История – это какофония. Это оркестр перед началом настройки, где гобой играет свое, скрипки – свое, а литавры вообще молчат, потому что ударник проспал репетицию. Это нотный лист, исписанный правками, кляксами, чьими-то слезами и, что страшнее всего, – следами цензорских ножниц, вырезающих целые такты, чтобы публика, не дай Бог, не услышала правды. Это – бесконечный диссонанс, который лишь изредка, в моменты высшего напряжения, рождает тот самый аккорд, от которого лопаются струны, замирает сердце и, как в прологе к нашей истории, с оглушительным звоном рушится хрустальная люстра над головами сытой, равнодушной публики.
Когда-то, в книге под названием «Одним Светом», я рассказывал вам историю одной семьи, запечатленную на старых стеклянных негативах. Историю братьев – Петра и Николая, – которые смотрели в разные стороны, но были связаны одной рамой, одной трещиной, одной Россией. Той самой Россией, где вечно спорят строитель и художник, прагматик и мечтатель, человек воли и человек совести. Я думал, та книга – точка. Я ошибался. И ошибка эта, дорогой читатель, дорогого стоит.
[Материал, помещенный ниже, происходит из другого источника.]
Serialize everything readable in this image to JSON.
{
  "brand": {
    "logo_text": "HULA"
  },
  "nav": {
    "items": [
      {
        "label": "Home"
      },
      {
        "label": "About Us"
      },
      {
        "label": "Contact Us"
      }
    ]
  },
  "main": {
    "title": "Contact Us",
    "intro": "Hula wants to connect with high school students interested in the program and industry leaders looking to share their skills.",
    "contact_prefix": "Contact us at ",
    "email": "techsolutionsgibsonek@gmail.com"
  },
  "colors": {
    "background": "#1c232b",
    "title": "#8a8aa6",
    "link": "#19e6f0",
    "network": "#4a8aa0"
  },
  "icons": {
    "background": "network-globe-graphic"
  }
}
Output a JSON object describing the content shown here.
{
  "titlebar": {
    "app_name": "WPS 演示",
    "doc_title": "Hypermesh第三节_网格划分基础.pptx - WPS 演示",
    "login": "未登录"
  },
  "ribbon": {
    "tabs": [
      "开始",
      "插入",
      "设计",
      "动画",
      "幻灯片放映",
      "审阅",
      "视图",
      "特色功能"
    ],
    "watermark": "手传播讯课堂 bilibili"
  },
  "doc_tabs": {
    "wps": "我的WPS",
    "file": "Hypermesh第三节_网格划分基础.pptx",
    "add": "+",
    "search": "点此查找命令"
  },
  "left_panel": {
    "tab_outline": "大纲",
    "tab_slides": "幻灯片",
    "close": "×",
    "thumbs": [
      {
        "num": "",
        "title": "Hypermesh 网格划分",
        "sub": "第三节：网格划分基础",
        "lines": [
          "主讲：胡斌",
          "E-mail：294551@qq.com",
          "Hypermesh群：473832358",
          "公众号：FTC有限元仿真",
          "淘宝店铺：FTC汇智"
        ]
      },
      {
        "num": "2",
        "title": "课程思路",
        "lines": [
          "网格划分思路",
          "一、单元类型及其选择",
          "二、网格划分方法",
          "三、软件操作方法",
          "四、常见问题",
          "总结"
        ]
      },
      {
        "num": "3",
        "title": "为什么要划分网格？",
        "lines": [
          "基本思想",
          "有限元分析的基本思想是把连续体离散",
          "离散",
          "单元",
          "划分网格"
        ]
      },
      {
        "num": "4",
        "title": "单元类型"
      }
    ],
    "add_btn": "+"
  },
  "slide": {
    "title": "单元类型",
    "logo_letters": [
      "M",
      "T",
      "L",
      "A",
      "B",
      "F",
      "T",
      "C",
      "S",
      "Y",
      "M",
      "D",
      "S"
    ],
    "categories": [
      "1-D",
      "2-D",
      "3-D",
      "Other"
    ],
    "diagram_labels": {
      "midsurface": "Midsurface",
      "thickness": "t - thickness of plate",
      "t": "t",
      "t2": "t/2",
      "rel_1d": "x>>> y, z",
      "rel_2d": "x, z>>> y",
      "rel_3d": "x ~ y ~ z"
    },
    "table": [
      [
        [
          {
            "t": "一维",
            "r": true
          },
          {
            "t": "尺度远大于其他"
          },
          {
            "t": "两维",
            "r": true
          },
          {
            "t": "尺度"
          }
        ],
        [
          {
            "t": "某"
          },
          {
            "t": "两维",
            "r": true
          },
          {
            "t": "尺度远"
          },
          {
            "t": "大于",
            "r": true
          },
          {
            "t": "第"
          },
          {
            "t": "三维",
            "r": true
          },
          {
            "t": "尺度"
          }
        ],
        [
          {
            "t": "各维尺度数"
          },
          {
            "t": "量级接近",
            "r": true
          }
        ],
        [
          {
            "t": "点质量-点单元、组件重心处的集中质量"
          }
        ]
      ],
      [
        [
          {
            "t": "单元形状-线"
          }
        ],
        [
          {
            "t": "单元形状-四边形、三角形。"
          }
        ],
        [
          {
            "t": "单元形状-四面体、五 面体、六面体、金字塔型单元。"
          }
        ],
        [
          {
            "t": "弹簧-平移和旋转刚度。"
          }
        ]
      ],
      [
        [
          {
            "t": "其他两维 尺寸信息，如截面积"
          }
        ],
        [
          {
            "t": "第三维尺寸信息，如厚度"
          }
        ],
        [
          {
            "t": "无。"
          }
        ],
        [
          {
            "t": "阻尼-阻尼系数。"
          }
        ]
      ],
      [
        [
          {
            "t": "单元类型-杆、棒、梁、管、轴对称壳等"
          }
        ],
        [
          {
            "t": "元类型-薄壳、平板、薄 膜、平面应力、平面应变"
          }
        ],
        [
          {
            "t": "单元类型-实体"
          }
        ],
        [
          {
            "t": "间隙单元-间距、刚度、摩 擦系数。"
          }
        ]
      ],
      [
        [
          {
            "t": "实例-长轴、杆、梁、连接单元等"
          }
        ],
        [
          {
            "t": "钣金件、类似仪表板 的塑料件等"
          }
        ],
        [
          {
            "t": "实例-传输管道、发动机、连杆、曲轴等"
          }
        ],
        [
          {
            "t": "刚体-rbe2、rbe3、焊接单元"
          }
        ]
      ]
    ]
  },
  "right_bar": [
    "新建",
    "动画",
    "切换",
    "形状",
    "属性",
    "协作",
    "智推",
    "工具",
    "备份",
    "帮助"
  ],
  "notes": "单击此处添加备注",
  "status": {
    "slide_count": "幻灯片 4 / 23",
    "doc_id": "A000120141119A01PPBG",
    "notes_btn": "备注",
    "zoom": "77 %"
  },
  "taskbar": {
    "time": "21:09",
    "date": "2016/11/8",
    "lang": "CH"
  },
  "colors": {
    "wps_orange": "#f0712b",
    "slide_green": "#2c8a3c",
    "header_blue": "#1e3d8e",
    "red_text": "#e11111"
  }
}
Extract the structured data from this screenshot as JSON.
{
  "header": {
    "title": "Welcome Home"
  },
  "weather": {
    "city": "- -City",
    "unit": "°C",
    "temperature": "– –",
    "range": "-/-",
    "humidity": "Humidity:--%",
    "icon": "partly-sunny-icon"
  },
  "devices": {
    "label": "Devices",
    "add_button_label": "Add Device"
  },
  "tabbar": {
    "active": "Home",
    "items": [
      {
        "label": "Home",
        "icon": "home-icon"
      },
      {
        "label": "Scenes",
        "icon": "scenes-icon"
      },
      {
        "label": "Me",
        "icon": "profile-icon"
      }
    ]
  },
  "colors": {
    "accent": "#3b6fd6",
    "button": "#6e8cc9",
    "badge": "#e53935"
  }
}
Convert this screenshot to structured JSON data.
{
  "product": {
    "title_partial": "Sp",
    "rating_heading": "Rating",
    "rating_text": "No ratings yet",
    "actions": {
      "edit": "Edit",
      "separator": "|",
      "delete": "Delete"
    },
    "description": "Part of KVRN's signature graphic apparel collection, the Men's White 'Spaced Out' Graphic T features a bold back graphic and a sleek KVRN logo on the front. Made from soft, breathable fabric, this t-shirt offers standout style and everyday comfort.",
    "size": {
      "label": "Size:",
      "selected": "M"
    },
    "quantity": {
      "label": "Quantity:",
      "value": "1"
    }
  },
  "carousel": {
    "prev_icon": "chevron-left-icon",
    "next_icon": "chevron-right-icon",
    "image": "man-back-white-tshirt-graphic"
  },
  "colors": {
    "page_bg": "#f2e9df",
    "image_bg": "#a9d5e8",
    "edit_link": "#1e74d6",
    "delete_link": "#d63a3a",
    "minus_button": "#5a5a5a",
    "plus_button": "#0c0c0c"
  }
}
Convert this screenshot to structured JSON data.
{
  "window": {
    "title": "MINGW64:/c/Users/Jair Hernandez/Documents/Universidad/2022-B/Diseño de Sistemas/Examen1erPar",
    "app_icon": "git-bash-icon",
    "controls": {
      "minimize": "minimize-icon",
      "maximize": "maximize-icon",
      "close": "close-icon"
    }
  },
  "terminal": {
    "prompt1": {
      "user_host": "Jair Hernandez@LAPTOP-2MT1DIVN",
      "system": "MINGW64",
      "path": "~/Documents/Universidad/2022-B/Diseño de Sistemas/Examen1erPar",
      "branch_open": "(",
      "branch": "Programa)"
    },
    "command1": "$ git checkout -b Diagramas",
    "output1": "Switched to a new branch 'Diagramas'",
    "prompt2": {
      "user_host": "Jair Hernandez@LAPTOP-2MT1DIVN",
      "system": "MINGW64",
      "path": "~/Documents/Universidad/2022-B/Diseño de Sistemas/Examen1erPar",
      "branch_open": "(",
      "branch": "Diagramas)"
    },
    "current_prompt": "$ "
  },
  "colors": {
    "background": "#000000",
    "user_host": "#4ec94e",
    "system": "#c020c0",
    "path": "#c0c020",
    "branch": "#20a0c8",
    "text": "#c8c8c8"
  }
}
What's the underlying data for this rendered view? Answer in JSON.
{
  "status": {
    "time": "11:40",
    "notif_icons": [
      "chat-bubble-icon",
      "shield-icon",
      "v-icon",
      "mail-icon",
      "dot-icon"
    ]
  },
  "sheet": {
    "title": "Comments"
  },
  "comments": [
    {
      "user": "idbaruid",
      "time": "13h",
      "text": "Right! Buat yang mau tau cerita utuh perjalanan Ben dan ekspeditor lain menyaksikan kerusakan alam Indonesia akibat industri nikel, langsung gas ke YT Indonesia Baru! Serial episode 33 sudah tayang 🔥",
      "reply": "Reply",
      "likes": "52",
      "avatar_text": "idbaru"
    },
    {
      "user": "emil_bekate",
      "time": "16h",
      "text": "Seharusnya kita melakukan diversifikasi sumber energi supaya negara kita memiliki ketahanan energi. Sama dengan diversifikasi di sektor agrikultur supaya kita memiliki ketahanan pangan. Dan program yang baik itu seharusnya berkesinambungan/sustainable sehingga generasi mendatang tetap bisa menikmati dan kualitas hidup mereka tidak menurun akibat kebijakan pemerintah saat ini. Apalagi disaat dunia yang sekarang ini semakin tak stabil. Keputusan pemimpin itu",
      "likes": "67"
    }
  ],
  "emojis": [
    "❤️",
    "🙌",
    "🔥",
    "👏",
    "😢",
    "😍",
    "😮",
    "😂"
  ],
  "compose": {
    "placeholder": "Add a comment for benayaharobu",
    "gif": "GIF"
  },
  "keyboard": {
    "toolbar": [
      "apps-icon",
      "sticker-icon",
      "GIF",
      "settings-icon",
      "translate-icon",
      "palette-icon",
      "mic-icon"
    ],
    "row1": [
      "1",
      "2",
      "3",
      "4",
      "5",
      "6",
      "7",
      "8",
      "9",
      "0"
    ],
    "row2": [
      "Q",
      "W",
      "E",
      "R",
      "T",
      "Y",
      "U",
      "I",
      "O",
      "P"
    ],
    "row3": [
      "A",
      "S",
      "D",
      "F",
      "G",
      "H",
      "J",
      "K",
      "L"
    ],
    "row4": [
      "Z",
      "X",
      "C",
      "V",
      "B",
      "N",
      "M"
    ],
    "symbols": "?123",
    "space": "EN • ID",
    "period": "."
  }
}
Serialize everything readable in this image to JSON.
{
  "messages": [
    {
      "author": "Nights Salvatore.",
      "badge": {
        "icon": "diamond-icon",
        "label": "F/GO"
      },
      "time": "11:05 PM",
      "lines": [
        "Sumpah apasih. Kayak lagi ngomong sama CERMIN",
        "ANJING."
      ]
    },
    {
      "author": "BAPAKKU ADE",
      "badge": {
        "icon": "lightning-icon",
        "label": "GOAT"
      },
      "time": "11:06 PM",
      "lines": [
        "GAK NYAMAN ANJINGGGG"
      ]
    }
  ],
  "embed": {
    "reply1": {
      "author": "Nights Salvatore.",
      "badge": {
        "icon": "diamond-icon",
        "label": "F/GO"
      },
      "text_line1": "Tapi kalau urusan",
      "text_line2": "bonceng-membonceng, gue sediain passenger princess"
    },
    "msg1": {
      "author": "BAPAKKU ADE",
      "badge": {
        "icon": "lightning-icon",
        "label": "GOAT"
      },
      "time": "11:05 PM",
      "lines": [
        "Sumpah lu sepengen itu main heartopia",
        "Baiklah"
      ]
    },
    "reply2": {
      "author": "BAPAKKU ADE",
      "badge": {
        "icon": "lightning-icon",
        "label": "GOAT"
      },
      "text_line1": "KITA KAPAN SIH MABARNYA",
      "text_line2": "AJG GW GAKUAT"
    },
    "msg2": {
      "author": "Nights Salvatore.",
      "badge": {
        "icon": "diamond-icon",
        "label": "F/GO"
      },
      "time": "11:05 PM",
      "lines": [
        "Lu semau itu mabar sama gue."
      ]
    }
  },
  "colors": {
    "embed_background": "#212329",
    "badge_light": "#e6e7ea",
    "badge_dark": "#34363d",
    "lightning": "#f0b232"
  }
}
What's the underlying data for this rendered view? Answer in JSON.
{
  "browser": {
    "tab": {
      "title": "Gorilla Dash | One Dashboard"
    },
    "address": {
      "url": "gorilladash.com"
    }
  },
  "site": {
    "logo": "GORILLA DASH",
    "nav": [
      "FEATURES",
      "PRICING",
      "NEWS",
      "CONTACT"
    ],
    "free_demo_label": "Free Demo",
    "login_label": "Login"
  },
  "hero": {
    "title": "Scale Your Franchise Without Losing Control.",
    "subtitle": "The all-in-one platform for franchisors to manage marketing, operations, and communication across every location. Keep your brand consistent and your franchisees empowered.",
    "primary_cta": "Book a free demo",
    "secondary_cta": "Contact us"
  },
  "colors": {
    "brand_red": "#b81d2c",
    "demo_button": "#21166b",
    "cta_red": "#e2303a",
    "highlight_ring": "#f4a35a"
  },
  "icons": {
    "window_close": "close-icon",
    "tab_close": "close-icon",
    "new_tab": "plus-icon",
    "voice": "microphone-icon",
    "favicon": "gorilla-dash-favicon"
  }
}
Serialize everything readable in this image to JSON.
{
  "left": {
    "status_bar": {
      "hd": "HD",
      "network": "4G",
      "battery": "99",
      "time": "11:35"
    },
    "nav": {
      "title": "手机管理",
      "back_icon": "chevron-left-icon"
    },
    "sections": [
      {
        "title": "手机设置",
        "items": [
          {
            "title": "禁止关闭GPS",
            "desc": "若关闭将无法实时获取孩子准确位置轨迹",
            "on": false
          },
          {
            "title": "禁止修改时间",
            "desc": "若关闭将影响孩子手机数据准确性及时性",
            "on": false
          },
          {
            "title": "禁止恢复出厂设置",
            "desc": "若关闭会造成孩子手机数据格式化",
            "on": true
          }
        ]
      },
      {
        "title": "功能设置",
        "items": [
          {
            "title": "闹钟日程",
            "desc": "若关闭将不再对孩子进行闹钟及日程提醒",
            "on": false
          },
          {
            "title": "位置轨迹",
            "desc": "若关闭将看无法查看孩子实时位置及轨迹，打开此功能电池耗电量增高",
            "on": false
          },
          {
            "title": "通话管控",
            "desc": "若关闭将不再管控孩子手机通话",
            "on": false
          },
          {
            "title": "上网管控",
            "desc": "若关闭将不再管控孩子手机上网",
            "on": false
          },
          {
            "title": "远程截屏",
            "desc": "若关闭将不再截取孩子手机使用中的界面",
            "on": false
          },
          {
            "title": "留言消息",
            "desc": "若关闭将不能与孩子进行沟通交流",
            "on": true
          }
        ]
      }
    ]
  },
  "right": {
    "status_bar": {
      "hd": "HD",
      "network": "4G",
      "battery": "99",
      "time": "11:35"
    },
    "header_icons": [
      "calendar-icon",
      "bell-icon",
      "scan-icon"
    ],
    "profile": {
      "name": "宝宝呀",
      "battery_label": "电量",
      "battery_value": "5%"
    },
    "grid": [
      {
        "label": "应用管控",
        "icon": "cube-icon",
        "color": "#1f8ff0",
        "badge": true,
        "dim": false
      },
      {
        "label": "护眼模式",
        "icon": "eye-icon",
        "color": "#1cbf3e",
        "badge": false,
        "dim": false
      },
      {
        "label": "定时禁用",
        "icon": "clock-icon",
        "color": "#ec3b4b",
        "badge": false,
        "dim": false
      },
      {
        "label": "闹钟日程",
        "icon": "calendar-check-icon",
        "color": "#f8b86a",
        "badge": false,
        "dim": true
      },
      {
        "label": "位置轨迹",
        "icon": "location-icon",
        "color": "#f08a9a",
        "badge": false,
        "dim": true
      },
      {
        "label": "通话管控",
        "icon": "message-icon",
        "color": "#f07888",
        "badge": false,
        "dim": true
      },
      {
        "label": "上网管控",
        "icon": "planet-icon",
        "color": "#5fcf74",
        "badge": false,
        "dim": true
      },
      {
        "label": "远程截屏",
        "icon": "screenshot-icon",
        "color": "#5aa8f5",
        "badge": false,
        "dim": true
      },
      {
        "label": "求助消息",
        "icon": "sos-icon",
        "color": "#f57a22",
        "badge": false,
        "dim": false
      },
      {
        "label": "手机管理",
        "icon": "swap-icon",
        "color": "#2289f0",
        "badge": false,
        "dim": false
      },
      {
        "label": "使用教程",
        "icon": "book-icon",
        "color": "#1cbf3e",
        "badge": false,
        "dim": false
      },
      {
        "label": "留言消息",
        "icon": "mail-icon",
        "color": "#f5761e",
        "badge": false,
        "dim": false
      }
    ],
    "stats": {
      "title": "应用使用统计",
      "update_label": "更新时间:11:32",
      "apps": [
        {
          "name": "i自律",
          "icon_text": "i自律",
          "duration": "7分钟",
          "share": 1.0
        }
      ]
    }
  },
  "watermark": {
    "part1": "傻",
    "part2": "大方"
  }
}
История не терпит точек. Она ставит многоточия, и каждое из них – приглашение продолжить разговор. Потому что за одной двойной экспозицией всегда скрывается другая. За одним спором – новый, еще более горький. За одной порванной струной – целый оркестр, готовый сорваться в крик. За судьбой братьев Москвиных проступают иные судьбы, иные голоса, иные диссонансы. И не услышать их – значит добровольно заткнуть уши воском, как делали спутники Одиссея, проплывая мимо Сирен. Только сирены наши не поют – они молчат. И молчание это оглушительнее любого крика.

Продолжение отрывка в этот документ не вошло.